Turns out that Stacy is right. Frank's living standard (discretionary spending) is $43,326 a year, measured in today's dollars. He can spend this amount annually, straight through age 100 (his maximum age of life and proper planning horizon) after he has covered his taxes, child support, college tuition and rent.
Stacy's living standard is only $18,978. This is what she gets to spend on herself through age 100 after providing the kids with the same living standard as she enjoys and after covering her taxes and housing expenses.
Of course a lot depends on Frank being able to work until 65. If his aching back ends his career at 60, his sustainable living standard falls to $34,218. But this is still almost 80% higher than Stacy's.
Once Stacy generates these figures, shows Frank the software, and convinces him the results are right, she starts lobbying for $25,000 per year in alimony (not adjusted for inflation) through Frank's age 65 - the retirement age assumption Stacy continues to make. This only lowers Frank's living standard to $38,266 because it's time-limited and because Frank can exclude his alimony payments from his taxable income. But the alimony is, again, time-limited and taxable, so it raises Stacy's living standard to only $23,463.

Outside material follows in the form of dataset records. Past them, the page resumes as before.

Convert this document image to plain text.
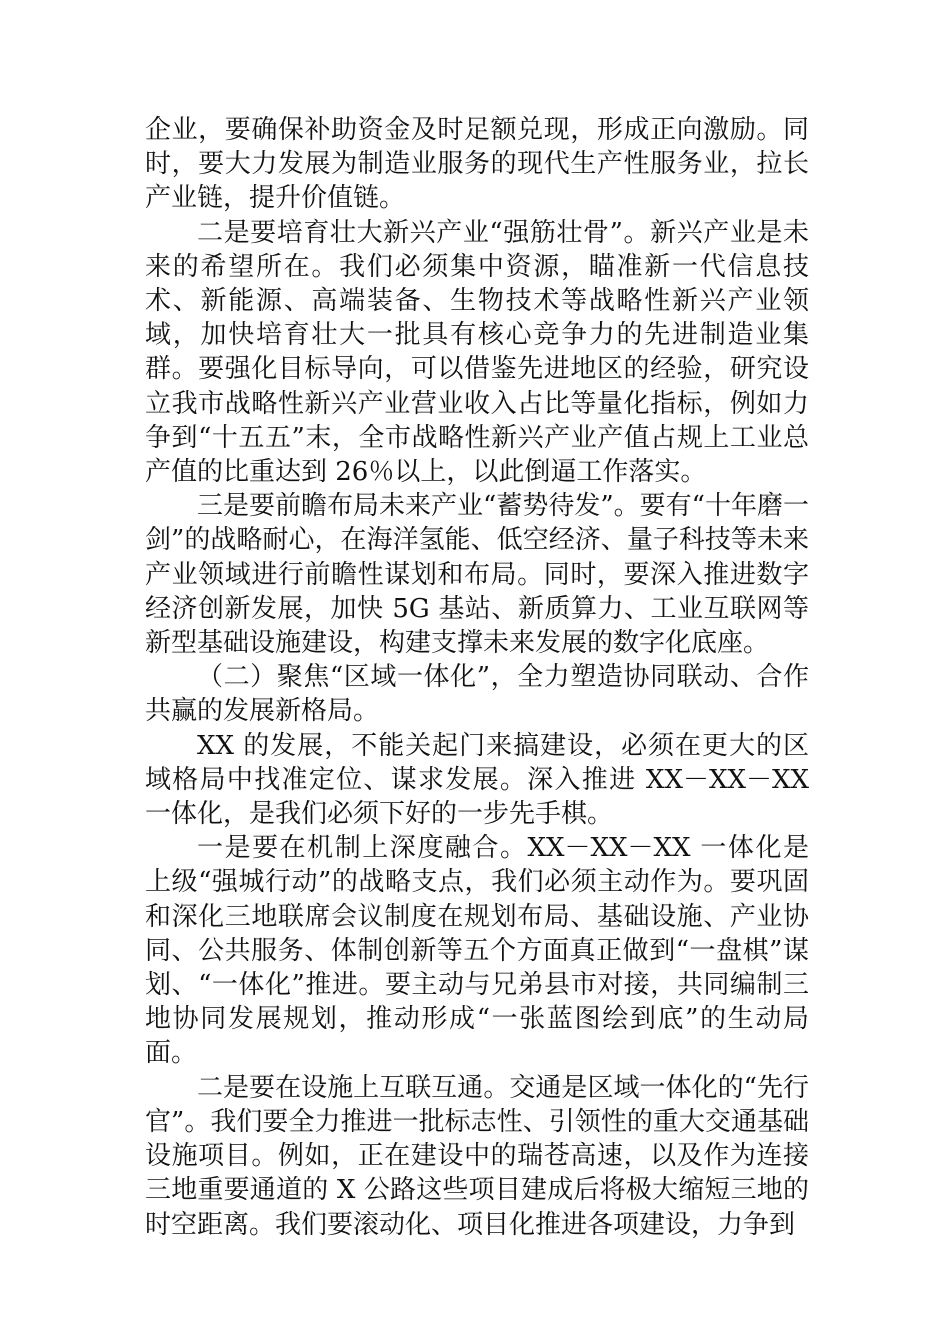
企业，要确保补助资金及时足额兑现，形成正向激励。同时，要大力发展为制造业服务的现代生产性服务业，拉长产业链，提升价值链。

二是要培育壮大新兴产业“强筋壮骨”。新兴产业是未来的希望所在。我们必须集中资源，瞄准新一代信息技术、新能源、高端装备、生物技术等战略性新兴产业领域，加快培育壮大一批具有核心竞争力的先进制造业集群。要强化目标导向，可以借鉴先进地区的经验，研究设立我市战略性新兴产业营业收入占比等量化指标，例如力争到“十五五”末，全市战略性新兴产业产值占规上工业总产值的比重达到 26％以上，以此倒逼工作落实。

三是要前瞻布局未来产业“蓄势待发”。要有“十年磨一剑”的战略耐心，在海洋氢能、低空经济、量子科技等未来产业领域进行前瞻性谋划和布局。同时，要深入推进数字经济创新发展，加快 5G 基站、新质算力、工业互联网等新型基础设施建设，构建支撑未来发展的数字化底座。

（二）聚焦“区域一体化”，全力塑造协同联动、合作共赢的发展新格局。

XX 的发展，不能关起门来搞建设，必须在更大的区域格局中找准定位、谋求发展。深入推进 XX－XX－XX 一体化，是我们必须下好的一步先手棋。

一是要在机制上深度融合。XX－XX－XX 一体化是上级“强城行动”的战略支点，我们必须主动作为。要巩固和深化三地联席会议制度在规划布局、基础设施、产业协同、公共服务、体制创新等五个方面真正做到“一盘棋”谋划、“一体化”推进。要主动与兄弟县市对接，共同编制三地协同发展规划，推动形成“一张蓝图绘到底”的生动局面。

二是要在设施上互联互通。交通是区域一体化的“先行官”。我们要全力推进一批标志性、引领性的重大交通基础设施项目。例如，正在建设中的瑞苍高速，以及作为连接三地重要通道的 X 公路这些项目建成后将极大缩短三地的时空距离。我们要滚动化、项目化推进各项建设，力争到
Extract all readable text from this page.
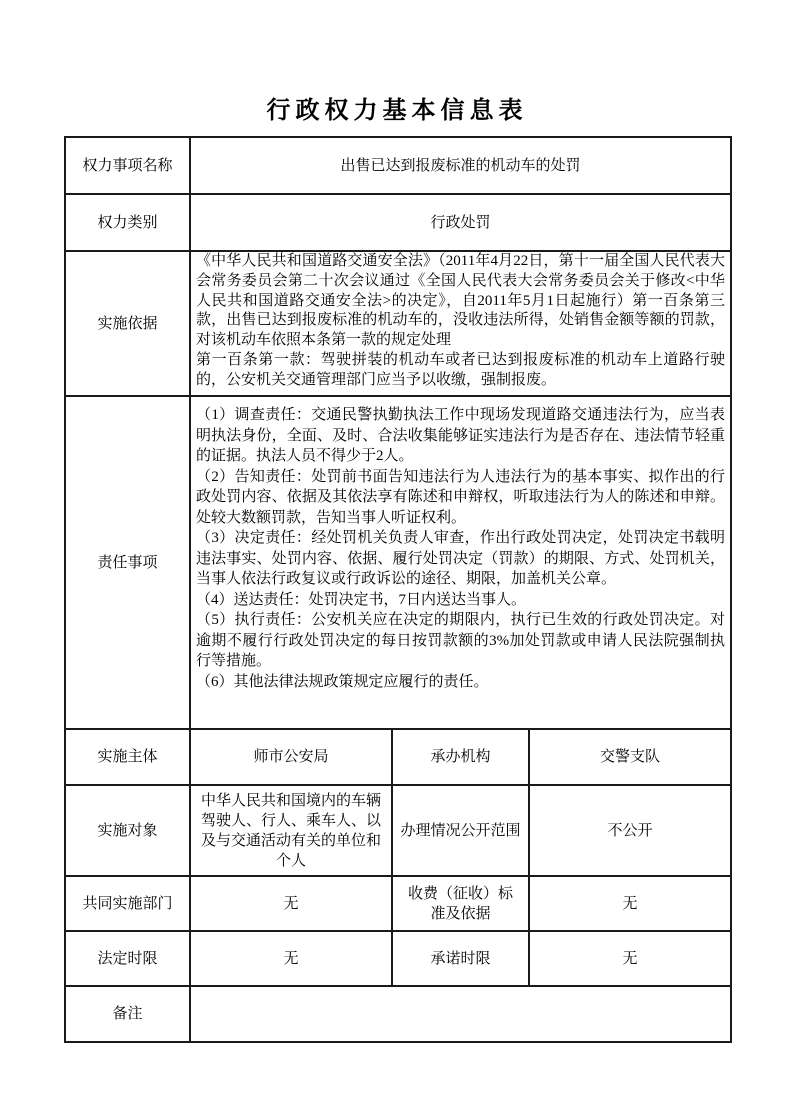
行政权力基本信息表
权力事项名称	出售已达到报废标准的机动车的处罚		
权力类别	行政处罚		
实施依据	《中华人民共和国道路交通安全法》（2011年4月22日，第十一届全国人民代表大会常务委员会第二十次会议通过《全国人民代表大会常务委员会关于修改<中华人民共和国道路交通安全法>的决定》，自2011年5月1日起施行）第一百条第三款，出售已达到报废标准的机动车的，没收违法所得，处销售金额等额的罚款，对该机动车依照本条第一款的规定处理
第一百条第一款：驾驶拼装的机动车或者已达到报废标准的机动车上道路行驶的，公安机关交通管理部门应当予以收缴，强制报废。		

责任事项	
（1）调查责任：交通民警执勤执法工作中现场发现道路交通违法行为，应当表明执法身份，全面、及时、合法收集能够证实违法行为是否存在、违法情节轻重的证据。执法人员不得少于2人。
（2）告知责任：处罚前书面告知违法行为人违法行为的基本事实、拟作出的行政处罚内容、依据及其依法享有陈述和申辩权，听取违法行为人的陈述和申辩。处较大数额罚款，告知当事人听证权利。
（3）决定责任：经处罚机关负责人审查，作出行政处罚决定，处罚决定书载明违法事实、处罚内容、依据、履行处罚决定（罚款）的期限、方式、处罚机关，当事人依法行政复议或行政诉讼的途径、期限，加盖机关公章。
（4）送达责任：处罚决定书，7日内送达当事人。
（5）执行责任：公安机关应在决定的期限内，执行已生效的行政处罚决定。对逾期不履行行政处罚决定的每日按罚款额的3%加处罚款或申请人民法院强制执行等措施。
（6）其他法律法规政策规定应履行的责任。

实施主体	师市公安局	承办机构	交警支队
实施对象	中华人民共和国境内的车辆驾驶人、行人、乘车人、以及与交通活动有关的单位和个人	办理情况公开范围	不公开
共同实施部门	无	收费（征收）标准及依据	无
法定时限	无	承诺时限	无
备注			
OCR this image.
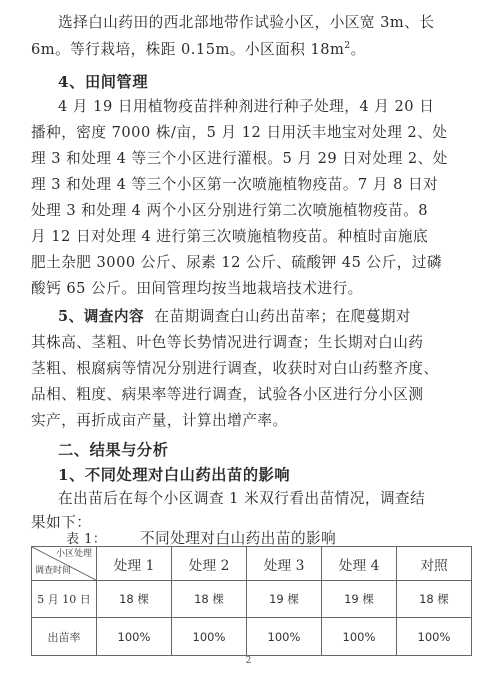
选择白山药田的西北部地带作试验小区，小区宽 3m、长

6m。等行栽培，株距 0.15m。小区面积 $18m^2$。

4、田间管理

4 月 19 日用植物疫苗拌种剂进行种子处理，4 月 20 日

播种，密度 7000 株/亩，5 月 12 日用沃丰地宝对处理 2、处

理 3 和处理 4 等三个小区进行灌根。5 月 29 日对处理 2、处

理 3 和处理 4 等三个小区第一次喷施植物疫苗。7 月 8 日对

处理 3 和处理 4 两个小区分别进行第二次喷施植物疫苗。8

月 12 日对处理 4 进行第三次喷施植物疫苗。种植时亩施底

肥土杂肥 3000 公斤、尿素 12 公斤、硫酸钾 45 公斤，过磷

酸钙 65 公斤。田间管理均按当地栽培技术进行。

5、调查内容 在苗期调查白山药出苗率；在爬蔓期对

其株高、茎粗、叶色等长势情况进行调查；生长期对白山药

茎粗、根腐病等情况分别进行调查，收获时对白山药整齐度、

品相、粗度、病果率等进行调查，试验各小区进行分小区测

实产，再折成亩产量，计算出增产率。

二、结果与分析
1、不同处理对白山药出苗的影响

在出苗后在每个小区调查 1 米双行看出苗情况，调查结

果如下：

表 1： 不同处理对白山药出苗的影响
小区处理
调查时间	处理 1	处理 2	处理 3	处理 4	对照
5 月 10 日	18 棵	18 棵	19 棵	19 棵	18 棵
出苗率	100%	100%	100%	100%	100%
2
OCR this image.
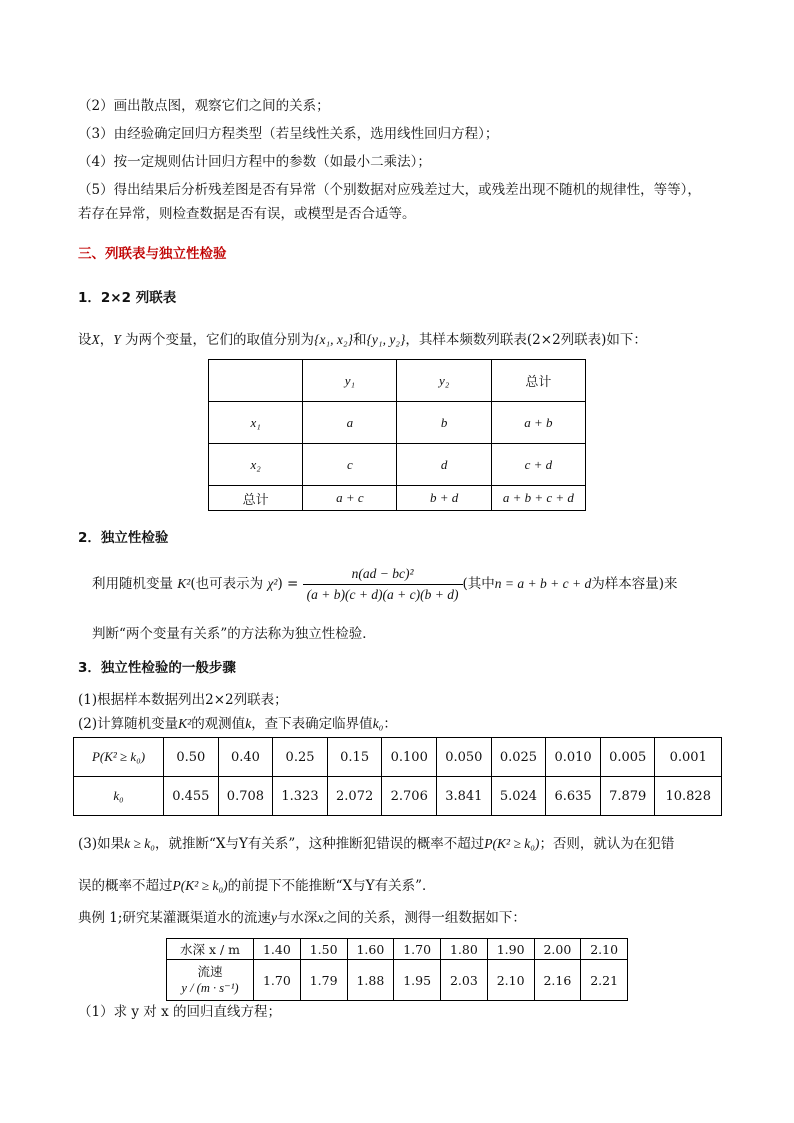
（2）画出散点图，观察它们之间的关系；
（3）由经验确定回归方程类型（若呈线性关系，选用线性回归方程）；
（4）按一定规则估计回归方程中的参数（如最小二乘法）；
（5）得出结果后分析残差图是否有异常（个别数据对应残差过大，或残差出现不随机的规律性，等等），
若存在异常，则检查数据是否有误，或模型是否合适等。
三、列联表与独立性检验
1．2×2 列联表
设X，Y 为两个变量，它们的取值分别为{x₁, x₂}和{y₁, y₂}，其样本频数列联表(2×2列联表)如下：
	y₁	y₂	总计
x₁	a	b	a + b
x₂	c	d	c + d
总计	a + c	b + d	a + b + c + d
2．独立性检验
利用随机变量 K²(也可表示为 $\chi^2) = \frac{\text{n(ad − bc)²}}{(a + b)(c + d)(a + c)(b + d)}$ (其中n = a + b + c + d为样本容量)来
判断“两个变量有关系”的方法称为独立性检验．
3．独立性检验的一般步骤
(1)根据样本数据列出2×2列联表；
(2)计算随机变量K²的观测值k，查下表确定临界值k₀：
P(K² ≥ k₀)	0.50	0.40	0.25	0.15	0.100	0.050	0.025	0.010	0.005	0.001
k₀	0.455	0.708	1.323	2.072	2.706	3.841	5.024	6.635	7.879	10.828
(3)如果k ≥ k₀，就推断“X与Y有关系”，这种推断犯错误的概率不超过P(K² ≥ k₀)；否则，就认为在犯错
误的概率不超过P(K² ≥ k₀)的前提下不能推断“X与Y有关系”．
典例 1;研究某灌溉渠道水的流速y与水深x之间的关系，测得一组数据如下：
水深 x / m	1.40	1.50	1.60	1.70	1.80	1.90	2.00	2.10
流速
y / (m · s⁻¹)	1.70	1.79	1.88	1.95	2.03	2.10	2.16	2.21
（1）求 y 对 x 的回归直线方程；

Stacy's still 39% behind the eight ball, but this is the most she can get from Frank without going to court and facing a judge who may split the assets 50-50 and award zero alimony, or alimony that only lasts for a transitional period.
After reaching this agreement, Frank and Stacy start helping each other tweak their plans and find they can raise both of their living standards by making smarter decisions regarding Social Security and saving via retirement accounts. As a result, Frank is thinking of upping his alimony payment. And the more he thinks about it, the more he realizes that Stacy should have a living standard that's closer to the one he'll enjoy. Frank also realizes that he barely escaped waging a terribly expensive and unjust legal fight based on his mistaken assessment of what was really fair.
What are the takeaways from Frank and Stacy's ultimately amicable divorce? First, our finances are incredibly complex - so complex that no one can possibly know (even the highest-priced divorced attorney) without the right tool, what's a fair divorce settlement. Second, economics is now in a position to help people understand what is and is not a fair divorce settlement. And third, divorce can be a win-win proposition.
Note of disclosure: I will often, in my columns, reference my company's (Financial software, strategies, and insights | Economic Security Planning, Inc.) software. I do so because it's unique, inexpensive and can help people. It's also the only economics-based financial planning software on the market. I started the company in 1993, so we're now 25 years old. My sister and oldest son work for the company, but I personally don't receive a penny of income and never have from the company. On the contrary, the company owes me money! My goal is to employ a fabulous team of people who care about helping others and to deliver my profession's financial guidance to the public in highly accessible forms at lowest possible cost.